Note: This blog post is from my old Blogger site, before I switched over to tadukooverse.github.io. As such, there may be references to the old blog rather than this current one.

This post is part of my Java Look and Feel Journey. See this post for more details and table of contents (and to find a proper tutorial when it’s available).

That post will also guide you to another tutorial on using Java’s Components & Layouts, so you can make a program to actually see the Look & Feel changes. At this point in the journey, you’d only need the first post, to have a button on screen to see the changes to it, but going further in that series is fine too.

*This is part 4 of the “Journey” posts. Follow this link for part 1: Getting Started or this link for the previous part: 3. Building the Border Wall

When working on making a look and feel, one of the first things I looked at was the MetalTheme. I’m not sure why I skipped over it in these journey posts, but in actually using it, I decided from the start I’d be making my own theme. So with this post, we’ll start making our own TadukooTheme and using it in TadukooLookAndFeel. We’re also going to include more information in TadukooTheme than what’s included in MetalTheme.

First of all, TadukooTheme will have a builder in it. Later, we’ll be creating a factory for the default themes that simply calls the builders to create them. We’re going to have the builder default to using our TadukooButtonUI as the ButtonUI class (Class<? extends ButtonUI>). The reason we’re taking in a Class is to make it simpler to use this builder without messing up (we control turning the class into the canonical class name, instead of allowing people to enter in a manual class name with mistakes).

We’ll also store 2 AbstractBorders. One is the default (to use for all other unspecified borders), and the other is specifically for button borders. The button border defaults to null in this, and in the build method we check for null to set it to the default border (which is set to a new TadukooBorder by default). Here’s what the builder class looks like after these changes (including an empty error check currently and the proper method to instantiate a TadukooTheme for the changes to it below):

Now I personally put the builders in the same class as the actual class they’re building, but you don’t need to of course. In TadukooTheme we’re storing the canonical class name of the ButtonUI to be used, and we’re storing an actual instance of an AbstractBorder. The reason for doing this is that it’s the way these items already work. I’m also going to be adding getters for these methods to be called in the Tadukoo Look & Feel class itself for setting these variables. I’m not adding setters, because these values aren’t to be modified later (and doing so wouldn’t really make a difference without also calling a L&F method to actually reset the defaults in the UIDefaults object). If for some reason you do want to make changes and reset the defaults later in the program, you should keep an instance of the builder class and just change the variables on that and recall the build method when you want to create the modified version. Anyway, here’s the TadukooTheme class now (note that mine includes the TadukooThemeBuilder class which you may include outside instead):

Before we get to modifying TadukooLookAndFeel, I’m going to make the TadukooThemeFactory. For now, it’ll have 6 methods. These methods will be createDefaultTheme, defaultThemeBuilder, createMetalTheme, metalThemeBuilder, createBasicTheme, and basicThemeBuilder. The three builder methods will return a TadukooThemeBuilder object setup with the defaults for that type of theme, and the create methods will just go one step further and fully build those themes.
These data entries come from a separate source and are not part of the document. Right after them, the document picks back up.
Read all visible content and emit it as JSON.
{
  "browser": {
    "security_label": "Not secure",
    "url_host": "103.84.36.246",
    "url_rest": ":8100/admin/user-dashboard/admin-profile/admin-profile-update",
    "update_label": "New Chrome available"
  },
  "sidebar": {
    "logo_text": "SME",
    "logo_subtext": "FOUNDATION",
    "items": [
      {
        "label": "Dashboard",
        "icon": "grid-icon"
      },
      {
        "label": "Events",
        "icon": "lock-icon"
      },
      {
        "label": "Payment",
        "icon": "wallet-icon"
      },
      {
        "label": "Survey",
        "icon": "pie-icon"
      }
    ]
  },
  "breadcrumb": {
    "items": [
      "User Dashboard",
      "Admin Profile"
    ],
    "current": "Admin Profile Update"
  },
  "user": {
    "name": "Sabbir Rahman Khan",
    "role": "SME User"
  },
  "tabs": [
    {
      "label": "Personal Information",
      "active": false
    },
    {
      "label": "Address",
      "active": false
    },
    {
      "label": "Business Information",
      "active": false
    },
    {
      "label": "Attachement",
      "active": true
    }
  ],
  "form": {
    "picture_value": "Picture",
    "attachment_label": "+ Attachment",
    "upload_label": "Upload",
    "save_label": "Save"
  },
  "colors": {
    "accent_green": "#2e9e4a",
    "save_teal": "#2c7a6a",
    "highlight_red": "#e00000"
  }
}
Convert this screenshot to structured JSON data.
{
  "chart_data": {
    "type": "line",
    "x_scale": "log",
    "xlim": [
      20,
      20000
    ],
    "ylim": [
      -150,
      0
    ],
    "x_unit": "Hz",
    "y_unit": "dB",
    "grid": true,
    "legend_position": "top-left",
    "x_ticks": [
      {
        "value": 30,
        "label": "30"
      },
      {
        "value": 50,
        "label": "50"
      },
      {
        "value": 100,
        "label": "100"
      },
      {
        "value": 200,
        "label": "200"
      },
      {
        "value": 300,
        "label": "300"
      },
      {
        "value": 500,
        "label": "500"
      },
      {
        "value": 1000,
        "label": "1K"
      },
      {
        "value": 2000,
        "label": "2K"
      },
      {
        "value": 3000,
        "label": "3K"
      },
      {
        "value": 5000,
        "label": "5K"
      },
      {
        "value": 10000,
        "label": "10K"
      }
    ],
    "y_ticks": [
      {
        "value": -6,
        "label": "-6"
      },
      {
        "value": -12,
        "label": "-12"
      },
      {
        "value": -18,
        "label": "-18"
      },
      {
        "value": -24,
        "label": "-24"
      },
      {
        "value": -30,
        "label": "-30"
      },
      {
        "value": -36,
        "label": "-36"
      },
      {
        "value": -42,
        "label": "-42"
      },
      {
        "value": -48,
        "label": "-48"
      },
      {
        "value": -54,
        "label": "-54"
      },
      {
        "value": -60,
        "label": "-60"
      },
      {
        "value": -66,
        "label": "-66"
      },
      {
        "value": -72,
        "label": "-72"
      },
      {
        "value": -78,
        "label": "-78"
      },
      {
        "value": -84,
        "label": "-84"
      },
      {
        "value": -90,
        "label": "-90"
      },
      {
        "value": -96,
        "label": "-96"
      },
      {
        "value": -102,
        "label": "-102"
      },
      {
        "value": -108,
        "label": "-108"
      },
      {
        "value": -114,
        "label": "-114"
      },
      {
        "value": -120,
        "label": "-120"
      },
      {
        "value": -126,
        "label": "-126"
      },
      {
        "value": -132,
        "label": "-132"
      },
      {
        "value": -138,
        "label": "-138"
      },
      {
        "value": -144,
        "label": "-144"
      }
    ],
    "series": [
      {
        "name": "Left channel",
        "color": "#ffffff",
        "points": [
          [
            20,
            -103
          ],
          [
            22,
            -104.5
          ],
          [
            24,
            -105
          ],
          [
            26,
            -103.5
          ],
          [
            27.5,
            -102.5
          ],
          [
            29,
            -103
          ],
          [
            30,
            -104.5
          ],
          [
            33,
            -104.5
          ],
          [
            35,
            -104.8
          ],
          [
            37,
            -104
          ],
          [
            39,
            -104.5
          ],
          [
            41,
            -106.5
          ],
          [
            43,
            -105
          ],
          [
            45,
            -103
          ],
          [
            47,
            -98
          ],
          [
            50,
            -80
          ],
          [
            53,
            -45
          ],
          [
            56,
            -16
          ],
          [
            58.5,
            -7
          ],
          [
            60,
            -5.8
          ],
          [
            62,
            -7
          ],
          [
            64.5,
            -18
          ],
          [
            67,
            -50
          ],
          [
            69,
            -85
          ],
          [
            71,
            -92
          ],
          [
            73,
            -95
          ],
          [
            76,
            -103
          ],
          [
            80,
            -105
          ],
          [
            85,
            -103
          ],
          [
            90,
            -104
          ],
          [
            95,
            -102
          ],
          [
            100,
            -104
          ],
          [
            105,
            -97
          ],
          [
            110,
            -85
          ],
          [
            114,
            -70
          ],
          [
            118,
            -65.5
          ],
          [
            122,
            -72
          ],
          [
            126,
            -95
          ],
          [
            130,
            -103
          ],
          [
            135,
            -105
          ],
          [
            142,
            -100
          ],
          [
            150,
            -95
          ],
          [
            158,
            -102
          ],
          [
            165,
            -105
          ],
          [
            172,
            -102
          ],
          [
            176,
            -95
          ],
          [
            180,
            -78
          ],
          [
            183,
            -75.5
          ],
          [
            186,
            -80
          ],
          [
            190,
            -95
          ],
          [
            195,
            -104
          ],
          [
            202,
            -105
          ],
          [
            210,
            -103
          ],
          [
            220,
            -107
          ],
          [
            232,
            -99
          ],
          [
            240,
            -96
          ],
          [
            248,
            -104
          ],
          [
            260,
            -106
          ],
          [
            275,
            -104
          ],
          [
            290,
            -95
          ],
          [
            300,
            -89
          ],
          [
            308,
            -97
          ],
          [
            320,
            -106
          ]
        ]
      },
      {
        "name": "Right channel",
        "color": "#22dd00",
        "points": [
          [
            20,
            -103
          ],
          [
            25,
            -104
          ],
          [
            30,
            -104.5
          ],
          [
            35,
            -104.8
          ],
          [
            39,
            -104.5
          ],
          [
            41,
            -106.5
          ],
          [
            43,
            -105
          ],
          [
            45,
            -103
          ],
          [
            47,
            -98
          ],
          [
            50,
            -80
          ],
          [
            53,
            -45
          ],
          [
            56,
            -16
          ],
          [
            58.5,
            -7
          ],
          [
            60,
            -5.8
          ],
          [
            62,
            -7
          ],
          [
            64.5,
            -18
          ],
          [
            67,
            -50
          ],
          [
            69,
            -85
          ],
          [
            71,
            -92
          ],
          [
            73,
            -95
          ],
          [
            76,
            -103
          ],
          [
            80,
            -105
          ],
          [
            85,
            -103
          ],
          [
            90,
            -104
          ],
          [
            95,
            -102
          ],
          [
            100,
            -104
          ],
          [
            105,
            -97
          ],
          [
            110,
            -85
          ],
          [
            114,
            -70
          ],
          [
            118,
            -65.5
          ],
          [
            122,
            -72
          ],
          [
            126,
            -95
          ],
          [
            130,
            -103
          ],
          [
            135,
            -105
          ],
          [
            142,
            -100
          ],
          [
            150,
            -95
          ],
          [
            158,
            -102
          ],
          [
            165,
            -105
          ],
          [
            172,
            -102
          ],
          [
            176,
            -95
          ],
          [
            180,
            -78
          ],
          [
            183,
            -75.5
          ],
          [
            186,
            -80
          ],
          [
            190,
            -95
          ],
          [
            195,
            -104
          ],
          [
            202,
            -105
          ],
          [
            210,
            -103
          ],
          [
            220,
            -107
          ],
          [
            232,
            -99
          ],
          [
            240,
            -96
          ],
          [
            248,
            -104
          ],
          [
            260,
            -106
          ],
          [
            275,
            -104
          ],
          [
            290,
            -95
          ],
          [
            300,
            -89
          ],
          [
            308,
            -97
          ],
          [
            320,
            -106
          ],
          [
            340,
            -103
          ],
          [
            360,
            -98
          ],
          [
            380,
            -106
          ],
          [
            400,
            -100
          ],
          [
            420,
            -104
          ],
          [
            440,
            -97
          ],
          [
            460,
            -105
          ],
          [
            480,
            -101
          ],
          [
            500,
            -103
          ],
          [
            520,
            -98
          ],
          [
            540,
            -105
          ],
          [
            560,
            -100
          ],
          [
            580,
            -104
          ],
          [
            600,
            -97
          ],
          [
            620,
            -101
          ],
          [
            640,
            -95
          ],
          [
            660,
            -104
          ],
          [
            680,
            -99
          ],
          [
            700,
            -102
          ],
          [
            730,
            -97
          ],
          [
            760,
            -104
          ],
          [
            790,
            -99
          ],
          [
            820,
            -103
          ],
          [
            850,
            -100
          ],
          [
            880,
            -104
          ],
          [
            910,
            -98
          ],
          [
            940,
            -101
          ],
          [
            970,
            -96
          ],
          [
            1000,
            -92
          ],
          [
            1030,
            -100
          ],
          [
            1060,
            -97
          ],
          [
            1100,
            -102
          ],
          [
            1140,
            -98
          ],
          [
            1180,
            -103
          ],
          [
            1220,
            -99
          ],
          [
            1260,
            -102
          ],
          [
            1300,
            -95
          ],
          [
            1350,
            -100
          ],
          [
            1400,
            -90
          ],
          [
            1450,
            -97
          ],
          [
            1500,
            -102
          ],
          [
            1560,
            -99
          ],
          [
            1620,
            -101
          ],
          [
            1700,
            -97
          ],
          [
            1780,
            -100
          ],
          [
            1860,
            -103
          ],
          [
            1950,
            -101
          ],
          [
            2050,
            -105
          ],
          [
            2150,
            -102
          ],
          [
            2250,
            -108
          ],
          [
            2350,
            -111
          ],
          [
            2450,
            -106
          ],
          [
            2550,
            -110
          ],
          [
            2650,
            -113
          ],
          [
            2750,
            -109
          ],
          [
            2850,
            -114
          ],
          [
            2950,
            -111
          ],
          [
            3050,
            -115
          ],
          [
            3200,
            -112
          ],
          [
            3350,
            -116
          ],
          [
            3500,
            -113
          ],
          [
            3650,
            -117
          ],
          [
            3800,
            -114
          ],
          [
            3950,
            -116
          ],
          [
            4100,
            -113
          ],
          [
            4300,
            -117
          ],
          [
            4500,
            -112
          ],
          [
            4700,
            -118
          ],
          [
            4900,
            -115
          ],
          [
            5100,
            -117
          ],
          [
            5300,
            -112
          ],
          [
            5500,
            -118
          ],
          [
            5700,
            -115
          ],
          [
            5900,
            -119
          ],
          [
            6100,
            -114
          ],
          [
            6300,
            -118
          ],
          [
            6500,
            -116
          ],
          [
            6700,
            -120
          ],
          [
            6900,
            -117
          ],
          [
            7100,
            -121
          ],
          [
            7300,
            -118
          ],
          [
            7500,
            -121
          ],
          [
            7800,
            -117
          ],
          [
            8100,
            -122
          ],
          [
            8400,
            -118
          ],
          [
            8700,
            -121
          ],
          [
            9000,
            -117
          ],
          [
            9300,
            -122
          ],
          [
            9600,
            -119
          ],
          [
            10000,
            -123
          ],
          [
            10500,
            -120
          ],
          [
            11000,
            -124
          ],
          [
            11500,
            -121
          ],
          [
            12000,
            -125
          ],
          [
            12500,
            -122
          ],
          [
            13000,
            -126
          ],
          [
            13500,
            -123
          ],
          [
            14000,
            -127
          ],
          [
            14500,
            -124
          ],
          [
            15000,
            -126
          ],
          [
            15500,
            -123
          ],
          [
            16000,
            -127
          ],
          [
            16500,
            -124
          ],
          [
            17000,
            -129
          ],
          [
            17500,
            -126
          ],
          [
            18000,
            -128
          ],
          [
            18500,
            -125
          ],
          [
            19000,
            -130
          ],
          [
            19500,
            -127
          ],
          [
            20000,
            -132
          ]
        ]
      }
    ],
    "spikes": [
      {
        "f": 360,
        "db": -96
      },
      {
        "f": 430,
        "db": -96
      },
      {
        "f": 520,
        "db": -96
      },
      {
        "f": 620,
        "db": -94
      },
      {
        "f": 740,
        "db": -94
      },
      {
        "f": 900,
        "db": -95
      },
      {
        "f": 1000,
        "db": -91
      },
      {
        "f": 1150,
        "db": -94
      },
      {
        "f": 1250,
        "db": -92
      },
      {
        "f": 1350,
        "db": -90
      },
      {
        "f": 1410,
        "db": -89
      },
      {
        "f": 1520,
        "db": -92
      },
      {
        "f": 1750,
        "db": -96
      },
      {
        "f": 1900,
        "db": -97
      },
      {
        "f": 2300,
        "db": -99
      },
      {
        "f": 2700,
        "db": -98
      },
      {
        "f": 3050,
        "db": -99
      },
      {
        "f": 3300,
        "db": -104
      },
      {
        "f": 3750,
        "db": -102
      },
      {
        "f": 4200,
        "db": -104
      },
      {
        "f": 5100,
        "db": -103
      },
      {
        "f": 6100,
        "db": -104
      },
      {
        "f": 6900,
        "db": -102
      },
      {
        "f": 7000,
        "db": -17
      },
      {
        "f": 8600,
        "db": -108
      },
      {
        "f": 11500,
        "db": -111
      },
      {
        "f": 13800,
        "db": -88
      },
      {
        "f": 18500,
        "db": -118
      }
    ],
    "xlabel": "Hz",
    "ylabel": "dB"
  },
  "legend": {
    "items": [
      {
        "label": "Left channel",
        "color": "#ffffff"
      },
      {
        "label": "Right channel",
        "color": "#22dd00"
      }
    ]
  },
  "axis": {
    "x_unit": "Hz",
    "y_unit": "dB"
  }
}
The point of using just the plain Metal theme or Basic theme is… well right now there’s no real purpose other than to prove multiple themes work I guess, but maybe in the future at some point there’ll be more reason? Maybe I’ll end up creating my own components that have unique component ui’s that metal doesn’t have by default? I don’t know. We’ll see eventually. Anyway, here’s the code for this factory:

Now MetalLookAndFeel has a static method to set the MetalTheme, then uses AppContext to store it and retrieve later. You have to recreate the L&F anyway when you use this (e.g. when resetting theme at runtime), so we’re just going to take the TadukooTheme as a parameter in the constructor (and allow not specifying it to default to our default theme). Here’s those constructors:

The main reason for specifying the buttonUI (and eventually other component UI classes) in the theme is for if someone decides to make their own custom UI for certain components in the future, but still use my L&F base (e.g. if a new ButtonUI is created that’s better than mine). Using Metal’s component UI’s will nullify some of the other settings in the theme we’ll get to later (e.g. shape), but I’m going to make it so the themes can fully support the existing L&F’s (so that someone could use my L&F to pick and choose various pieces of the existing versions if they choose to).